We follow four perspectives:
✴ Suu Nuoc, one of the Empress’ former lovers. He was a general and is now an officer in the Purple Forbidden City on the First Planet. He is investigating Bach Cuc’s disappearance with the help of the spaceship The Turtle’s Golden Claw. I didn’t have any strong feelings about him but I loved the mindship, and that was the main reason I liked his perspective.
✴ Diem Huong lost her mother in the Citadel’s disappearance when she was six. She is now an engineer, working with disorganised genius Lam (women in science!) to find the citadel again. Her story is about understanding her mother’s choices.
✴ Mi Hiep is the Empress of the Dai Viet Empire. Through her perspective we see court intrigue, the beginning of a war, and the many difficult choices a ruler has to make. She had a very complicated relationship with her older daughter, and it ended in disaster and mystery.
✴ Thousand-Heart Princess Ngoc Ha is the mother of The Turtle’s Golden Claw and Ngoc Minh’s younger sister. She is a complex, flawed character who has always felt overshadowed by the other people in her family, and has mixed feelings on both Ngoc Minh’s possible return and her mindship daughter.
I had already noticed this in The Tea Master and the Detective, but I love the worldbuilding in this series. Not only it’s about a Vietnamese space empire, the technology is unique– this is a place where people can give birth to Minds (the AIs of spaceships), where people can travel through deep spaces (in which time and maybe some other things have no meaning) or even disappear in them, where an Empress can ask her ancestors for advice through mem-implants, and sometimes said ancestors give unrequited advice too.
I’ve never seen anything similar to this, and it’s a fascinating world.
Another thing I liked about the worldbuilding was how being queer was normalized.
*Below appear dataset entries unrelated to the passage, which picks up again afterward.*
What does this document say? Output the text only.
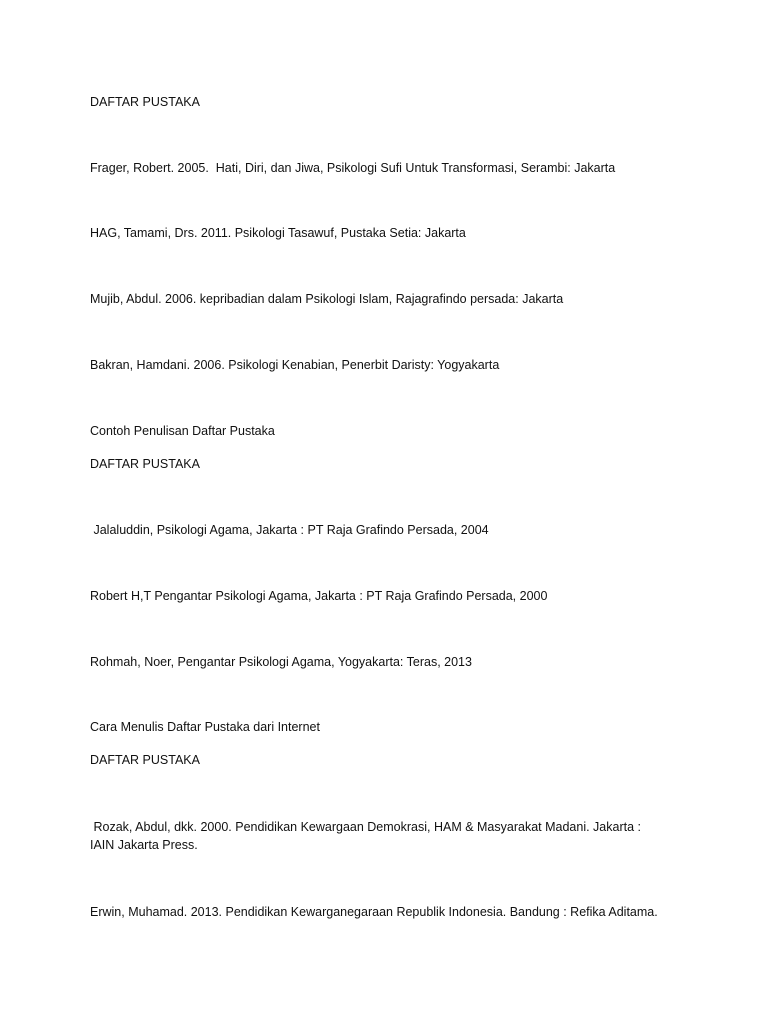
DAFTAR PUSTAKA
Frager, Robert. 2005.  Hati, Diri, dan Jiwa, Psikologi Sufi Untuk Transformasi, Serambi: Jakarta
HAG, Tamami, Drs. 2011. Psikologi Tasawuf, Pustaka Setia: Jakarta
Mujib, Abdul. 2006. kepribadian dalam Psikologi Islam, Rajagrafindo persada: Jakarta
Bakran, Hamdani. 2006. Psikologi Kenabian, Penerbit Daristy: Yogyakarta
Contoh Penulisan Daftar Pustaka
DAFTAR PUSTAKA
Jalaluddin, Psikologi Agama, Jakarta : PT Raja Grafindo Persada, 2004
Robert H,T Pengantar Psikologi Agama, Jakarta : PT Raja Grafindo Persada, 2000
Rohmah, Noer, Pengantar Psikologi Agama, Yogyakarta: Teras, 2013
Cara Menulis Daftar Pustaka dari Internet
DAFTAR PUSTAKA
Rozak, Abdul, dkk. 2000. Pendidikan Kewargaan Demokrasi, HAM & Masyarakat Madani. Jakarta : IAIN Jakarta Press.
Erwin, Muhamad. 2013. Pendidikan Kewarganegaraan Republik Indonesia. Bandung : Refika Aditama.
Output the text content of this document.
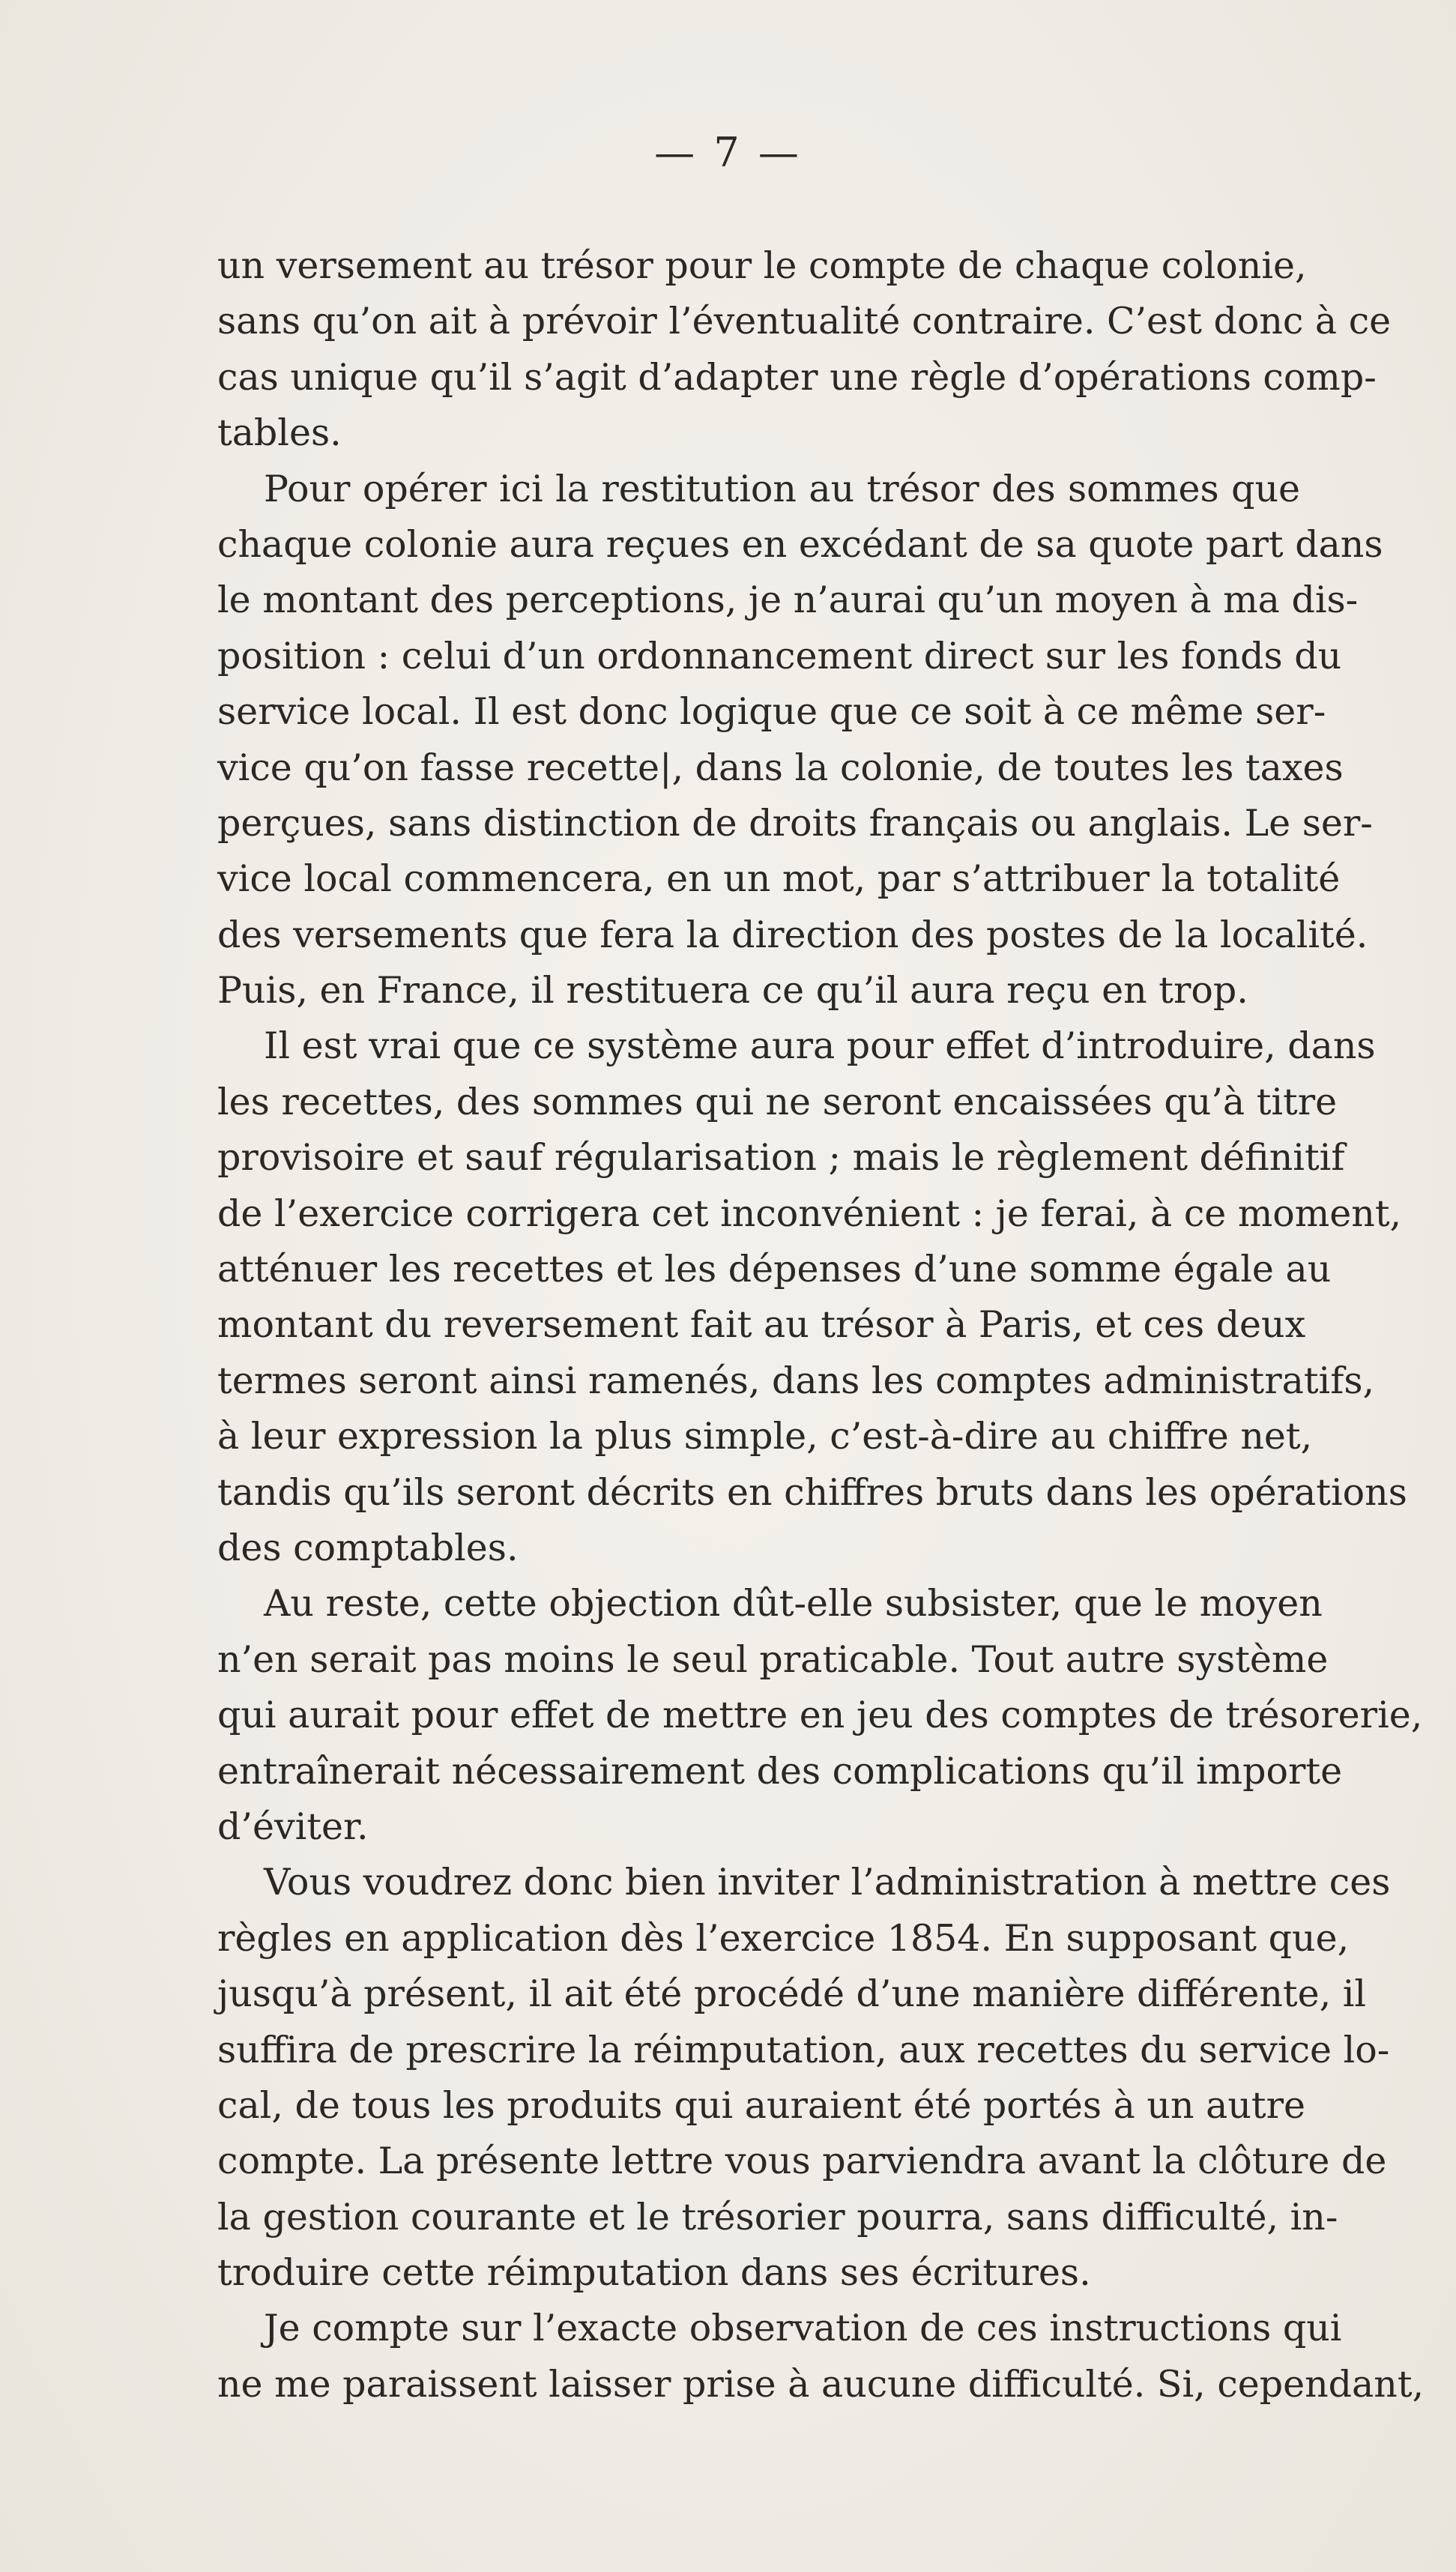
— 7 —
un versement au trésor pour le compte de chaque colonie,
sans qu’on ait à prévoir l’éventualité contraire. C’est donc à ce
cas unique qu’il s’agit d’adapter une règle d’opérations comp-
tables.
Pour opérer ici la restitution au trésor des sommes que
chaque colonie aura reçues en excédant de sa quote part dans
le montant des perceptions, je n’aurai qu’un moyen à ma dis-
position : celui d’un ordonnancement direct sur les fonds du
service local. Il est donc logique que ce soit à ce même ser-
vice qu’on fasse recette|, dans la colonie, de toutes les taxes
perçues, sans distinction de droits français ou anglais. Le ser-
vice local commencera, en un mot, par s’attribuer la totalité
des versements que fera la direction des postes de la localité.
Puis, en France, il restituera ce qu’il aura reçu en trop.
Il est vrai que ce système aura pour effet d’introduire, dans
les recettes, des sommes qui ne seront encaissées qu’à titre
provisoire et sauf régularisation ; mais le règlement définitif
de l’exercice corrigera cet inconvénient : je ferai, à ce moment,
atténuer les recettes et les dépenses d’une somme égale au
montant du reversement fait au trésor à Paris, et ces deux
termes seront ainsi ramenés, dans les comptes administratifs,
à leur expression la plus simple, c’est-à-dire au chiffre net,
tandis qu’ils seront décrits en chiffres bruts dans les opérations
des comptables.
Au reste, cette objection dût-elle subsister, que le moyen
n’en serait pas moins le seul praticable. Tout autre système
qui aurait pour effet de mettre en jeu des comptes de trésorerie,
entraînerait nécessairement des complications qu’il importe
d’éviter.
Vous voudrez donc bien inviter l’administration à mettre ces
règles en application dès l’exercice 1854. En supposant que,
jusqu’à présent, il ait été procédé d’une manière différente, il
suffira de prescrire la réimputation, aux recettes du service lo-
cal, de tous les produits qui auraient été portés à un autre
compte. La présente lettre vous parviendra avant la clôture de
la gestion courante et le trésorier pourra, sans difficulté, in-
troduire cette réimputation dans ses écritures.
Je compte sur l’exacte observation de ces instructions qui
ne me paraissent laisser prise à aucune difficulté. Si, cependant,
Yes, Ngoc Minh had a reputation of being a rebel princess both because she had mysterious powers and because she disobeyed the Empress and married her wife even though she was a commoner (and her status, not her gender, was the problem).
Onto the things I did not like: this is the third book I’ve read by this author, and while I always like her characters, love the wordbuilding, the descriptions and even the set up of the plot, I never like the way she ends the story. I’m not sure whether it’s a matter of flawed writing or writing that just isn’t my taste. One time the ending felt understated, one time it felt pointless, and this time it made this novella feel like a story that was cut in half, except the second half does not exist.
I also thought the “mystery” of the citadel was obvious, but the resolution still felt too abrupt – while this ending did have emotional impact in two of the PoVs, it had little in the Empress’ (which has other things to think about, a war we will never see) and in Suu Nuoc’s, who didn’t know Ngoc Minh and didn’t care about anyone in the citadel. On the other hand, this ending must have had an impact on the mindship The Turtle’s Golden Claw, who was really invested in what happened, but we never see how she feels because we do not have her PoV.